There were five Torres siblings born to parents who owned a small restaurant in Angeles City. “My parents were very simple and typical of Kapampangans who love food, fiestas and celebrations.”

In decades past, Kapampangans would celebrate fiestas like there was no next year. There were colorful buntings on the streets, fiesta spreads were abundant, friends and strangers were welcomed into people’s houses. This was the culture that Torres grew up in. “You know Kapampangans, they’re mayabang,” he quips. That “yabang” revolved around food—who had the tastier bringhe, the more tender meats, the better kare-kare.

“The colors of fiestas, the ingredients like sitaw and kamatis, the happy atmosphere—you find all of these in my Pidayit pieces,” he says. But there was also that western influence by way of the American presence in Clark and fashion magazines. When he was growing up, he says, he wanted to be as famous as Coco Chanel, Dior and Valentino.

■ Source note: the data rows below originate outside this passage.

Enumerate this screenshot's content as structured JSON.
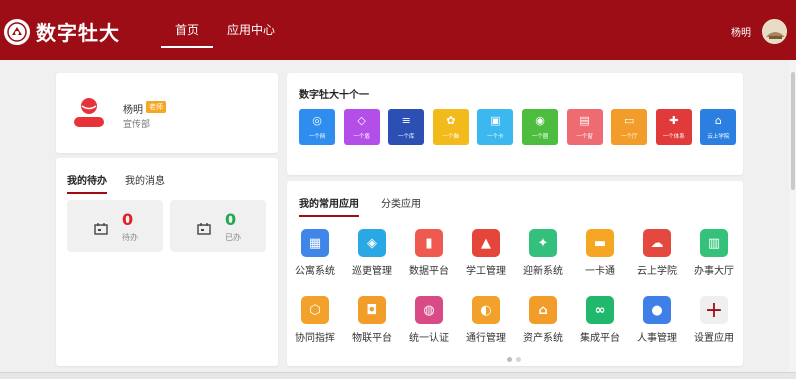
{
  "header": {
    "logo_text": "数字牡大",
    "nav": [
      {
        "label": "首页",
        "active": true
      },
      {
        "label": "应用中心",
        "active": false
      }
    ],
    "user_name": "杨明"
  },
  "profile": {
    "name": "杨明",
    "badge": "老师",
    "department": "宣传部"
  },
  "todo_panel": {
    "tabs": [
      "我的待办",
      "我的消息"
    ],
    "stats": [
      {
        "count": "0",
        "label": "待办",
        "color": "#e0202d"
      },
      {
        "count": "0",
        "label": "已办",
        "color": "#20a950"
      }
    ]
  },
  "top10": {
    "title": "数字牡大十个一",
    "tiles": [
      {
        "label": "一个网",
        "glyph": "◎",
        "color": "#2f8df0"
      },
      {
        "label": "一个盾",
        "glyph": "◇",
        "color": "#b44ee8"
      },
      {
        "label": "一个库",
        "glyph": "≡",
        "color": "#2b4fb3"
      },
      {
        "label": "一个脑",
        "glyph": "✿",
        "color": "#f2ba1b"
      },
      {
        "label": "一个卡",
        "glyph": "▣",
        "color": "#3cb8f0"
      },
      {
        "label": "一个圈",
        "glyph": "◉",
        "color": "#4cbd3e"
      },
      {
        "label": "一个窗",
        "glyph": "▤",
        "color": "#ee6b72"
      },
      {
        "label": "一个厅",
        "glyph": "▭",
        "color": "#f29c2a"
      },
      {
        "label": "一个体系",
        "glyph": "✚",
        "color": "#e03a3a"
      },
      {
        "label": "云上学院",
        "glyph": "⌂",
        "color": "#2b7fe0"
      }
    ]
  },
  "apps": {
    "tabs": [
      "我的常用应用",
      "分类应用"
    ],
    "items": [
      {
        "label": "公寓系统",
        "icon": "apartment-icon",
        "glyph": "▦",
        "color": "#3f86e8"
      },
      {
        "label": "巡更管理",
        "icon": "patrol-icon",
        "glyph": "◈",
        "color": "#2aa8e6"
      },
      {
        "label": "数据平台",
        "icon": "chart-icon",
        "glyph": "▮",
        "color": "#ee5a4f"
      },
      {
        "label": "学工管理",
        "icon": "graduation-icon",
        "glyph": "▲",
        "color": "#e4463c"
      },
      {
        "label": "迎新系统",
        "icon": "welcome-icon",
        "glyph": "✦",
        "color": "#32c07c"
      },
      {
        "label": "一卡通",
        "icon": "card-icon",
        "glyph": "▬",
        "color": "#f5a623"
      },
      {
        "label": "云上学院",
        "icon": "cloud-icon",
        "glyph": "☁",
        "color": "#e5483e"
      },
      {
        "label": "办事大厅",
        "icon": "hall-icon",
        "glyph": "▥",
        "color": "#34c27a"
      },
      {
        "label": "协同指挥",
        "icon": "collab-icon",
        "glyph": "⬡",
        "color": "#f2a22a"
      },
      {
        "label": "物联平台",
        "icon": "iot-icon",
        "glyph": "◘",
        "color": "#f29c2a"
      },
      {
        "label": "统一认证",
        "icon": "fingerprint-icon",
        "glyph": "◍",
        "color": "#d94b86"
      },
      {
        "label": "通行管理",
        "icon": "access-icon",
        "glyph": "◐",
        "color": "#f2a22a"
      },
      {
        "label": "资产系统",
        "icon": "asset-icon",
        "glyph": "⌂",
        "color": "#f29c2a"
      },
      {
        "label": "集成平台",
        "icon": "integration-icon",
        "glyph": "∞",
        "color": "#21b86d"
      },
      {
        "label": "人事管理",
        "icon": "hr-icon",
        "glyph": "●",
        "color": "#3f7fe8"
      },
      {
        "label": "设置应用",
        "icon": "plus-icon",
        "glyph": "+",
        "color": "#efefef"
      }
    ],
    "asset_icon_caption": "资产系统"
  }
}
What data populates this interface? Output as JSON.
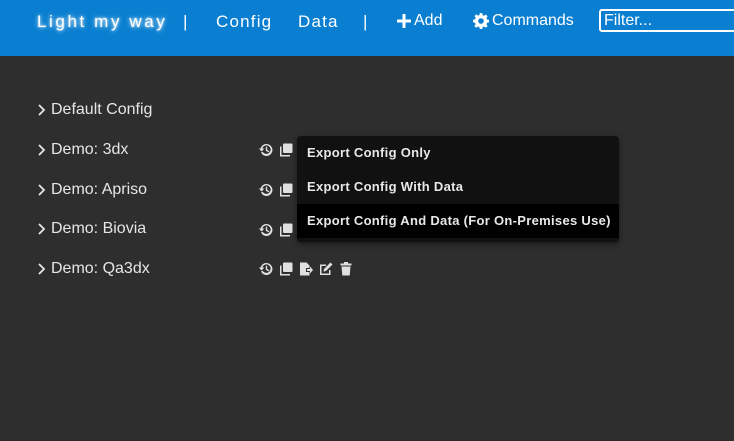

The designs crosses over the traditional.

After high school, Torres enrolled at Slim’s Fashion School for six months, and then at San Sebastian College where he earned his degree in Economics. “After I graduated, I started making ready-to-wear for friends and relatives. After a year, I put up my own atelier called Prét-á-Porter by Philip Torres.”

Of the local designers, he looked up to Joe Salazar and Christian Espiritu who were big names in Filipiana fashion and wedding gowns.

“After celebrating my 25th years in the business back in 2010, I realized I wanted my own identity. How could I compete with other designers here and abroad? I think stepping out of my usual design and creating fashion out of retaso was the boldest decision I ever made,” he says.

On his future plans, he says he’s working on showing his Pidayit collections in Milan and Japan.

At its core, Pidayit is more than just joining pieces of fabric together. It’s Philip Torres’ expression of love for Pampanga and to tell its stories to the world.